Escuchar un "no te quiero, vete" de tu propio hijo duele, por mucho que sepas que a esta edad no mide del todo el peso de esas palabras. Es una reacción típica de un momento de frustración intensa, no un reflejo de lo que siente de verdad.
Por qué lo dice
A esta edad, el vocabulario emocional es limitado y el enfado es un estado que se vive de forma muy absoluta en el momento. "No te quiero" es, muchas veces, la forma más contundente que encuentra de decir "estoy muy enfadado contigo ahora mismo".
Cómo responder en el momento
- No lo tomes como algo personal ni entres en una discusión sobre si es verdad o no
- Una respuesta tranquila funciona mejor: "veo que estás muy enfadado. Yo sí te quiero, y aquí estoy cuando te calmes"
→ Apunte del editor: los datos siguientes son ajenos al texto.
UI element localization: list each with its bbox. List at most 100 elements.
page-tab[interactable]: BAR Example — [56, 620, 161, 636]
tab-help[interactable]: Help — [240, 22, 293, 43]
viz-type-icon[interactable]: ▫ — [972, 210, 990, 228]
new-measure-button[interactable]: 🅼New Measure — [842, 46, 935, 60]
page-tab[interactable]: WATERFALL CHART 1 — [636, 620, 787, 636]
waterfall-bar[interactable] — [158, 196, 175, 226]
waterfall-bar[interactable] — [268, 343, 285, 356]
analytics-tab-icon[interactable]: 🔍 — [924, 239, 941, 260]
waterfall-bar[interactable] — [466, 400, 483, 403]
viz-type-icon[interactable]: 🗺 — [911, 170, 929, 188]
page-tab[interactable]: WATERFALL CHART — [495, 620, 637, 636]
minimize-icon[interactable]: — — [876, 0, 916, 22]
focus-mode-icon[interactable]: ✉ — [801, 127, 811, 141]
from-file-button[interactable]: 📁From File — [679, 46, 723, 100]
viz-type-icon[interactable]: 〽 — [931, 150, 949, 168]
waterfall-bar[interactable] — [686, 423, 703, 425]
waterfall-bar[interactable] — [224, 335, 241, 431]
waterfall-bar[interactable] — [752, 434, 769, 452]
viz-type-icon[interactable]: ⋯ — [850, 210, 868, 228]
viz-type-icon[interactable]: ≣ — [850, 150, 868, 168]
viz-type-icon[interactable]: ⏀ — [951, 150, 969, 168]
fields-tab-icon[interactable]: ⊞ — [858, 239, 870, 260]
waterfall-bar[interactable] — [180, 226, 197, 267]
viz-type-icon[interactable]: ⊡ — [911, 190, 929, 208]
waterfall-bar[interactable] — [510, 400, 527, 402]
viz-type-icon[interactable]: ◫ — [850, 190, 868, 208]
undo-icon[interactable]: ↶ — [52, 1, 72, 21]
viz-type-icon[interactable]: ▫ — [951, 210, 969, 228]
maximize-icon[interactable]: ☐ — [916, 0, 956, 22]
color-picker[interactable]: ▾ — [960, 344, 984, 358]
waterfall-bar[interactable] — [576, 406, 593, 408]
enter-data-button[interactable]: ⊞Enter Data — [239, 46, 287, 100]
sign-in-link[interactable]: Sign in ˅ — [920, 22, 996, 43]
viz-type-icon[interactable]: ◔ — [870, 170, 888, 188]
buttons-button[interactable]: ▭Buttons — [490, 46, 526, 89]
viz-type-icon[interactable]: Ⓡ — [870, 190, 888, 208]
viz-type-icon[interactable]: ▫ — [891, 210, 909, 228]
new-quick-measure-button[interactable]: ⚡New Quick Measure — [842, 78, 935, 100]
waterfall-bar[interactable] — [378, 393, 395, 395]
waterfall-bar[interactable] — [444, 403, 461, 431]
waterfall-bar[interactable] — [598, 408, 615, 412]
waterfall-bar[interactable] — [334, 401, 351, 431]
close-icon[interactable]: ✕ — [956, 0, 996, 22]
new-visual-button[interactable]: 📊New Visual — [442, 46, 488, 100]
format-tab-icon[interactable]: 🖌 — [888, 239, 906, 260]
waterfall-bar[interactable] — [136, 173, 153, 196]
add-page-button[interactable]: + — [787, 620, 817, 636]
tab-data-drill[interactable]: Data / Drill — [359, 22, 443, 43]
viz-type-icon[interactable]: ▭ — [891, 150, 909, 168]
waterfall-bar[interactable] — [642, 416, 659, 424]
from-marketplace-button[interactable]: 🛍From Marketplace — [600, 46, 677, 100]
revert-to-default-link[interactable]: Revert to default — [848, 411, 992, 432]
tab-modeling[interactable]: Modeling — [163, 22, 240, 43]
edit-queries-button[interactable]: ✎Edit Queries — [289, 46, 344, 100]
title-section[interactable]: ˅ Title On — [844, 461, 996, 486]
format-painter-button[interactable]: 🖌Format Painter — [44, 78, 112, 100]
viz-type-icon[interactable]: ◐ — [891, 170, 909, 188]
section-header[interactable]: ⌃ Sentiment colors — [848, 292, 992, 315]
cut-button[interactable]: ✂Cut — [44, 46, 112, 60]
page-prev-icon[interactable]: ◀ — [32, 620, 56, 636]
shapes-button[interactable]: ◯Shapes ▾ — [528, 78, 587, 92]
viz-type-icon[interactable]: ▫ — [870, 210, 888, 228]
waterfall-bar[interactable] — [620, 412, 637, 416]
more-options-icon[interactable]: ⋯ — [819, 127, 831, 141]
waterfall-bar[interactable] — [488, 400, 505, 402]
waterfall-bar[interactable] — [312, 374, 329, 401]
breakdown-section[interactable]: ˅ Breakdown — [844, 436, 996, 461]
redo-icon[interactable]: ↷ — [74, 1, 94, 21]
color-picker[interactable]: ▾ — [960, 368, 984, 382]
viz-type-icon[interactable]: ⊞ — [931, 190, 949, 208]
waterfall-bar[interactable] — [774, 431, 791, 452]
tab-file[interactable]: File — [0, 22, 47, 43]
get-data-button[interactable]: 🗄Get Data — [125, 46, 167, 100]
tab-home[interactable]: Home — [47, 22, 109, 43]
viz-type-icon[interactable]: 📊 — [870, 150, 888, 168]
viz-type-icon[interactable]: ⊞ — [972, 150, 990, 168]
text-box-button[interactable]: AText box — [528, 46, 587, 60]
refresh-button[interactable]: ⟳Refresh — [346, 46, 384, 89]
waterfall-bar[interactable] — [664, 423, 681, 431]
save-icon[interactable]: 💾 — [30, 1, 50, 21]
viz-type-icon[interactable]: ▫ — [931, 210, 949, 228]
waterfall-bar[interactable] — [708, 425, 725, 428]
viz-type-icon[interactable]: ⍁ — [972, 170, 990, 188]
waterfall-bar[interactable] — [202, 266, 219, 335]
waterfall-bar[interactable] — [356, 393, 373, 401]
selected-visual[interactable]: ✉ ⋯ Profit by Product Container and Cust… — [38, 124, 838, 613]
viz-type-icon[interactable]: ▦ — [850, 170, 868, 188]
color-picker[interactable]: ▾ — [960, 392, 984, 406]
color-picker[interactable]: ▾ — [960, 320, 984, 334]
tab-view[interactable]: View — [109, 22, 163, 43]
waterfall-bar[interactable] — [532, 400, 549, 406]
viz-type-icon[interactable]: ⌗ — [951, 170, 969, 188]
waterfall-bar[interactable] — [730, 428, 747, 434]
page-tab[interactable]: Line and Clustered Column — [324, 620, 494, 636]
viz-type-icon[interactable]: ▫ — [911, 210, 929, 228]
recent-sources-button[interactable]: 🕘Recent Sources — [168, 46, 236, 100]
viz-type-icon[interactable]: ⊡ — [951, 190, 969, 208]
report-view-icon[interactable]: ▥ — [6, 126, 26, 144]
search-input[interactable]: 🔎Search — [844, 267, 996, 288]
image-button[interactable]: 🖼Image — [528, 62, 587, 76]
- No te vayas ni lo "castigues" por decirlo — mantente presente sin ceder al chantaje emocional que a veces hay detrás
Qué evitar
Responder con la misma intensidad ("pues yo tampoco te quiero a ti así") o dramatizar la situación delante de él suele intensificar el conflicto en lugar de calmarlo.
Después de la tormenta
Una vez calmado, suele venir el abrazo espontáneo o el "perdón" a su manera. No hace falta forzar una disculpa explícita — el gesto de acercamiento suele ser suficiente.